Abstract Two deep seismic reflection profiles across the zone of convergence between Australia and the Banda arc east of Timor reveal the structures formed during lithosphere deformation in response to continental collision. Australian continental crust is bent down to the north to form the lower lithospheric plate. The immediately overlying upper plate is made up of a former outlier of the Australian continental shelf, now squeezed between the Australian continent to the south and the Banda arc to the north. The ages of metamorphism and of a regional unconformity in Timor indicate that the outlier began to accrete to the upper plate in the late Miocene.

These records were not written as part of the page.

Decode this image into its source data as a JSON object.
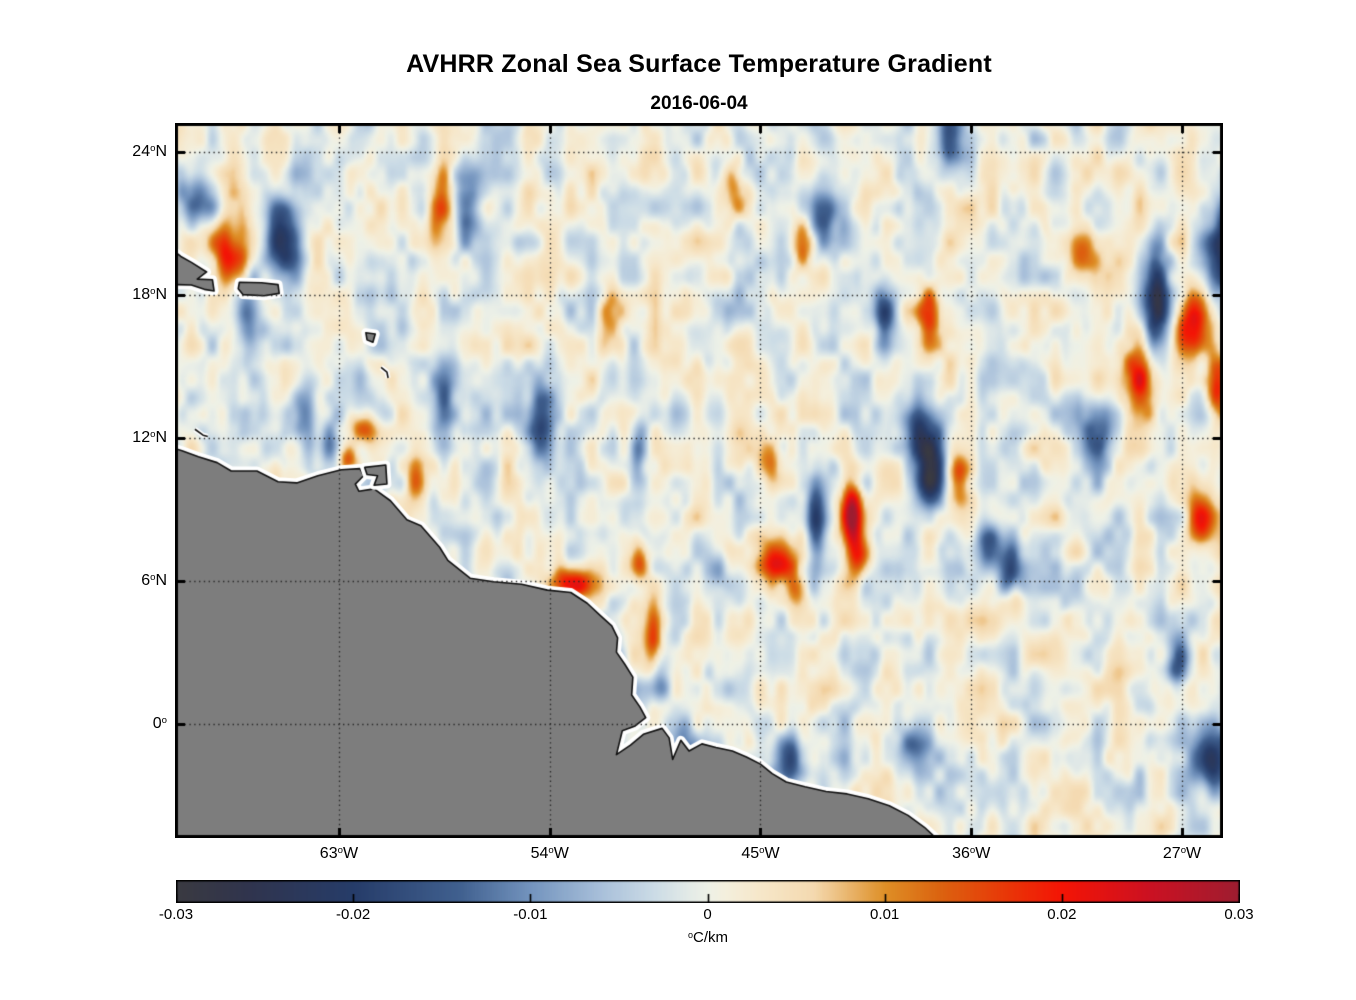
{
  "figure": {
    "title": "AVHRR Zonal Sea Surface Temperature Gradient",
    "subtitle": "2016-06-04"
  },
  "chart_data": {
    "type": "heatmap",
    "title": "AVHRR Zonal Sea Surface Temperature Gradient",
    "subtitle": "2016-06-04",
    "extent": {
      "lon_min": -70.0,
      "lon_max": -25.25,
      "lat_min": -4.8,
      "lat_max": 25.2
    },
    "grid": {
      "lons": [
        -63,
        -54,
        -45,
        -36,
        -27
      ],
      "lats": [
        24,
        18,
        12,
        6,
        0
      ],
      "style": "dotted"
    },
    "x_ticks": [
      {
        "lon": -63,
        "main": "63",
        "sup": "o",
        "suffix": "W"
      },
      {
        "lon": -54,
        "main": "54",
        "sup": "o",
        "suffix": "W"
      },
      {
        "lon": -45,
        "main": "45",
        "sup": "o",
        "suffix": "W"
      },
      {
        "lon": -36,
        "main": "36",
        "sup": "o",
        "suffix": "W"
      },
      {
        "lon": -27,
        "main": "27",
        "sup": "o",
        "suffix": "W"
      }
    ],
    "y_ticks": [
      {
        "lat": 24,
        "main": "24",
        "sup": "o",
        "suffix": "N"
      },
      {
        "lat": 18,
        "main": "18",
        "sup": "o",
        "suffix": "N"
      },
      {
        "lat": 12,
        "main": "12",
        "sup": "o",
        "suffix": "N"
      },
      {
        "lat": 6,
        "main": "6",
        "sup": "o",
        "suffix": "N"
      },
      {
        "lat": 0,
        "main": "0",
        "sup": "o",
        "suffix": ""
      }
    ],
    "colorbar": {
      "orientation": "horizontal",
      "domain": [
        -0.03,
        0.03
      ],
      "ticks": [
        {
          "value": -0.03,
          "label": "-0.03"
        },
        {
          "value": -0.02,
          "label": "-0.02"
        },
        {
          "value": -0.01,
          "label": "-0.01"
        },
        {
          "value": 0,
          "label": "0"
        },
        {
          "value": 0.01,
          "label": "0.01"
        },
        {
          "value": 0.02,
          "label": "0.02"
        },
        {
          "value": 0.03,
          "label": "0.03"
        }
      ],
      "unit_sup": "o",
      "unit_text": "C/km"
    },
    "colormap": {
      "name": "balance-diverging",
      "stops": [
        [
          -0.03,
          "#3a3a41"
        ],
        [
          -0.026,
          "#30344d"
        ],
        [
          -0.02,
          "#263c69"
        ],
        [
          -0.014,
          "#40608f"
        ],
        [
          -0.01,
          "#7394be"
        ],
        [
          -0.006,
          "#a9c0da"
        ],
        [
          -0.003,
          "#ccdce6"
        ],
        [
          -0.001,
          "#e4ebe7"
        ],
        [
          0.0,
          "#eef1e7"
        ],
        [
          0.001,
          "#f4efdd"
        ],
        [
          0.003,
          "#f6e7c9"
        ],
        [
          0.006,
          "#f4d9af"
        ],
        [
          0.01,
          "#de8f26"
        ],
        [
          0.013,
          "#db6410"
        ],
        [
          0.017,
          "#e93507"
        ],
        [
          0.02,
          "#f41405"
        ],
        [
          0.025,
          "#cb1122"
        ],
        [
          0.03,
          "#9e1d30"
        ]
      ]
    },
    "land_color": "#7d7d7d",
    "coast_color": "#111111",
    "nodata_color": "#ffffff",
    "noise": {
      "seed": 7.3,
      "amp": 0.0082,
      "scale1_lon": 0.9,
      "scale1_lat": 1.45,
      "scale2_lon": 0.45,
      "scale2_lat": 0.72,
      "w1": 0.62,
      "w2": 0.38
    },
    "features_format": "[lon, lat, amplitude_degC_per_km, sigma_lon_deg, sigma_lat_deg]",
    "features": [
      [
        -65.4,
        20.3,
        -0.024,
        0.55,
        1.0
      ],
      [
        -66.9,
        17.2,
        -0.013,
        0.4,
        1.3
      ],
      [
        -69.1,
        22.1,
        -0.012,
        0.5,
        0.9
      ],
      [
        -57.6,
        21.8,
        -0.015,
        0.5,
        0.9
      ],
      [
        -58.5,
        13.2,
        -0.016,
        0.32,
        1.3
      ],
      [
        -64.3,
        13.0,
        -0.012,
        0.35,
        1.2
      ],
      [
        -63.4,
        11.8,
        -0.01,
        0.3,
        0.8
      ],
      [
        -54.3,
        12.4,
        -0.017,
        0.4,
        1.2
      ],
      [
        -50.2,
        11.5,
        -0.014,
        0.28,
        1.0
      ],
      [
        -51.3,
        2.2,
        -0.014,
        0.4,
        0.9
      ],
      [
        -49.4,
        2.0,
        -0.012,
        0.35,
        0.8
      ],
      [
        -48.3,
        -1.0,
        -0.013,
        0.4,
        0.7
      ],
      [
        -46.8,
        6.5,
        -0.012,
        0.3,
        0.7
      ],
      [
        -43.7,
        -1.5,
        -0.016,
        0.5,
        0.8
      ],
      [
        -38.5,
        -0.9,
        -0.012,
        0.5,
        0.7
      ],
      [
        -37.7,
        10.8,
        -0.027,
        0.55,
        1.2
      ],
      [
        -38.4,
        12.3,
        -0.015,
        0.5,
        0.8
      ],
      [
        -42.6,
        8.4,
        -0.018,
        0.3,
        1.2
      ],
      [
        -35.3,
        7.4,
        -0.014,
        0.4,
        0.8
      ],
      [
        -34.4,
        6.2,
        -0.015,
        0.35,
        0.9
      ],
      [
        -39.7,
        16.9,
        -0.016,
        0.3,
        1.1
      ],
      [
        -28.1,
        17.8,
        -0.027,
        0.38,
        1.6
      ],
      [
        -25.2,
        19.8,
        -0.023,
        0.5,
        1.3
      ],
      [
        -25.6,
        -1.5,
        -0.021,
        0.6,
        0.9
      ],
      [
        -27.2,
        2.4,
        -0.012,
        0.3,
        0.8
      ],
      [
        -30.6,
        12.4,
        -0.013,
        0.5,
        0.9
      ],
      [
        -42.3,
        21.3,
        -0.013,
        0.4,
        0.9
      ],
      [
        -37.0,
        24.5,
        -0.014,
        0.45,
        0.8
      ],
      [
        -67.6,
        19.9,
        0.022,
        0.5,
        0.85
      ],
      [
        -58.6,
        21.7,
        0.014,
        0.4,
        1.1
      ],
      [
        -62.0,
        12.4,
        0.016,
        0.45,
        0.5
      ],
      [
        -62.6,
        11.0,
        0.018,
        0.3,
        0.4
      ],
      [
        -59.7,
        10.2,
        0.013,
        0.3,
        0.7
      ],
      [
        -53.1,
        5.85,
        0.022,
        0.8,
        0.45
      ],
      [
        -50.2,
        6.8,
        0.016,
        0.3,
        0.6
      ],
      [
        -49.6,
        3.4,
        0.016,
        0.28,
        1.3
      ],
      [
        -51.7,
        0.6,
        0.017,
        0.3,
        0.5
      ],
      [
        -41.1,
        8.8,
        0.028,
        0.3,
        1.1
      ],
      [
        -44.6,
        11.1,
        0.013,
        0.5,
        0.8
      ],
      [
        -44.2,
        6.8,
        0.019,
        0.55,
        0.6
      ],
      [
        -43.4,
        5.6,
        0.012,
        0.3,
        0.5
      ],
      [
        -40.8,
        6.9,
        0.014,
        0.35,
        0.7
      ],
      [
        -36.6,
        10.4,
        0.015,
        0.4,
        0.7
      ],
      [
        -28.8,
        14.6,
        0.019,
        0.6,
        1.4
      ],
      [
        -26.5,
        16.9,
        0.024,
        0.5,
        0.9
      ],
      [
        -25.5,
        14.2,
        0.022,
        0.35,
        0.9
      ],
      [
        -26.2,
        8.6,
        0.016,
        0.4,
        0.8
      ],
      [
        -37.8,
        17.1,
        0.016,
        0.35,
        0.9
      ],
      [
        -34.2,
        5.2,
        0.013,
        0.3,
        0.5
      ],
      [
        -46.2,
        22.8,
        0.014,
        0.35,
        0.7
      ],
      [
        -51.4,
        17.3,
        0.012,
        0.35,
        0.7
      ],
      [
        -31.3,
        19.6,
        0.012,
        0.45,
        0.8
      ],
      [
        -43.2,
        19.9,
        0.014,
        0.3,
        0.9
      ]
    ],
    "land": {
      "mainland": [
        [
          -70.5,
          11.7
        ],
        [
          -69.7,
          11.45
        ],
        [
          -69.0,
          11.2
        ],
        [
          -68.2,
          10.95
        ],
        [
          -67.6,
          10.6
        ],
        [
          -66.5,
          10.6
        ],
        [
          -65.6,
          10.15
        ],
        [
          -64.8,
          10.1
        ],
        [
          -63.9,
          10.4
        ],
        [
          -62.9,
          10.65
        ],
        [
          -62.1,
          10.7
        ],
        [
          -61.95,
          10.4
        ],
        [
          -62.3,
          10.05
        ],
        [
          -62.15,
          9.75
        ],
        [
          -61.5,
          9.85
        ],
        [
          -60.8,
          9.35
        ],
        [
          -60.1,
          8.55
        ],
        [
          -59.5,
          8.3
        ],
        [
          -58.7,
          7.4
        ],
        [
          -58.35,
          6.85
        ],
        [
          -57.4,
          6.1
        ],
        [
          -56.4,
          5.95
        ],
        [
          -55.2,
          5.85
        ],
        [
          -54.1,
          5.6
        ],
        [
          -53.1,
          5.5
        ],
        [
          -52.4,
          5.05
        ],
        [
          -51.8,
          4.5
        ],
        [
          -51.35,
          4.1
        ],
        [
          -51.1,
          3.6
        ],
        [
          -51.15,
          3.0
        ],
        [
          -50.8,
          2.5
        ],
        [
          -50.45,
          1.95
        ],
        [
          -50.5,
          1.2
        ],
        [
          -50.15,
          0.7
        ],
        [
          -49.9,
          0.25
        ],
        [
          -50.35,
          -0.1
        ],
        [
          -50.9,
          -0.3
        ],
        [
          -51.15,
          -1.3
        ],
        [
          -50.55,
          -0.9
        ],
        [
          -50.0,
          -0.45
        ],
        [
          -49.2,
          -0.2
        ],
        [
          -48.9,
          -0.6
        ],
        [
          -48.75,
          -1.5
        ],
        [
          -48.4,
          -0.7
        ],
        [
          -48.05,
          -1.15
        ],
        [
          -47.5,
          -0.85
        ],
        [
          -46.9,
          -1.0
        ],
        [
          -46.2,
          -1.15
        ],
        [
          -45.6,
          -1.4
        ],
        [
          -45.0,
          -1.7
        ],
        [
          -44.5,
          -2.1
        ],
        [
          -43.9,
          -2.45
        ],
        [
          -43.1,
          -2.65
        ],
        [
          -42.2,
          -2.85
        ],
        [
          -41.3,
          -2.95
        ],
        [
          -40.4,
          -3.15
        ],
        [
          -39.5,
          -3.45
        ],
        [
          -38.7,
          -3.85
        ],
        [
          -38.0,
          -4.35
        ],
        [
          -37.4,
          -4.9
        ],
        [
          -37.0,
          -5.6
        ],
        [
          -70.5,
          -5.6
        ]
      ],
      "islands": [
        [
          [
            -70.4,
            20.1
          ],
          [
            -69.75,
            19.6
          ],
          [
            -69.3,
            19.35
          ],
          [
            -68.65,
            18.95
          ],
          [
            -69.05,
            18.65
          ],
          [
            -68.4,
            18.62
          ],
          [
            -68.33,
            18.15
          ],
          [
            -68.75,
            18.22
          ],
          [
            -69.3,
            18.4
          ],
          [
            -69.9,
            18.42
          ],
          [
            -70.4,
            18.3
          ]
        ],
        [
          [
            -67.25,
            18.52
          ],
          [
            -66.3,
            18.5
          ],
          [
            -65.6,
            18.42
          ],
          [
            -65.55,
            18.05
          ],
          [
            -66.2,
            17.95
          ],
          [
            -67.1,
            18.0
          ],
          [
            -67.3,
            18.25
          ]
        ],
        [
          [
            -61.9,
            10.75
          ],
          [
            -61.0,
            10.85
          ],
          [
            -60.95,
            10.05
          ],
          [
            -61.5,
            10.0
          ],
          [
            -61.35,
            10.4
          ],
          [
            -61.8,
            10.45
          ]
        ],
        [
          [
            -61.85,
            16.4
          ],
          [
            -61.45,
            16.35
          ],
          [
            -61.55,
            16.0
          ],
          [
            -61.8,
            16.1
          ]
        ]
      ],
      "coast_arcs": [
        [
          [
            -61.2,
            14.95
          ],
          [
            -60.95,
            14.75
          ],
          [
            -60.9,
            14.5
          ]
        ],
        [
          [
            -69.15,
            12.35
          ],
          [
            -68.8,
            12.1
          ],
          [
            -68.6,
            12.05
          ]
        ]
      ]
    }
  }
}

Near the Timor trough, at the junction between the two plates, seismic reflection data show the upper plate to be cut by north-dipping structures interpreted as thrusts in an accretionary prism formed since the arrival of the Australian continental shelf at the collision zone at about 2.5 Ma. The northern part of the collision zone is dominated by structures dipping southwards, antithetic to subduction, which penetrate the lithosphere to depths of at least 50 km. Earthquake data indicate that these are active thrust faults which divide the upper plate into imbricate slices. The seismic reflection sections, supported by gravity data and seismicity patterns, have been used to develop a model of plate convergence and continental collision which now consists of a 200 km wide zone in which both oceanic and continental material is being shortened, thickened and uplifted.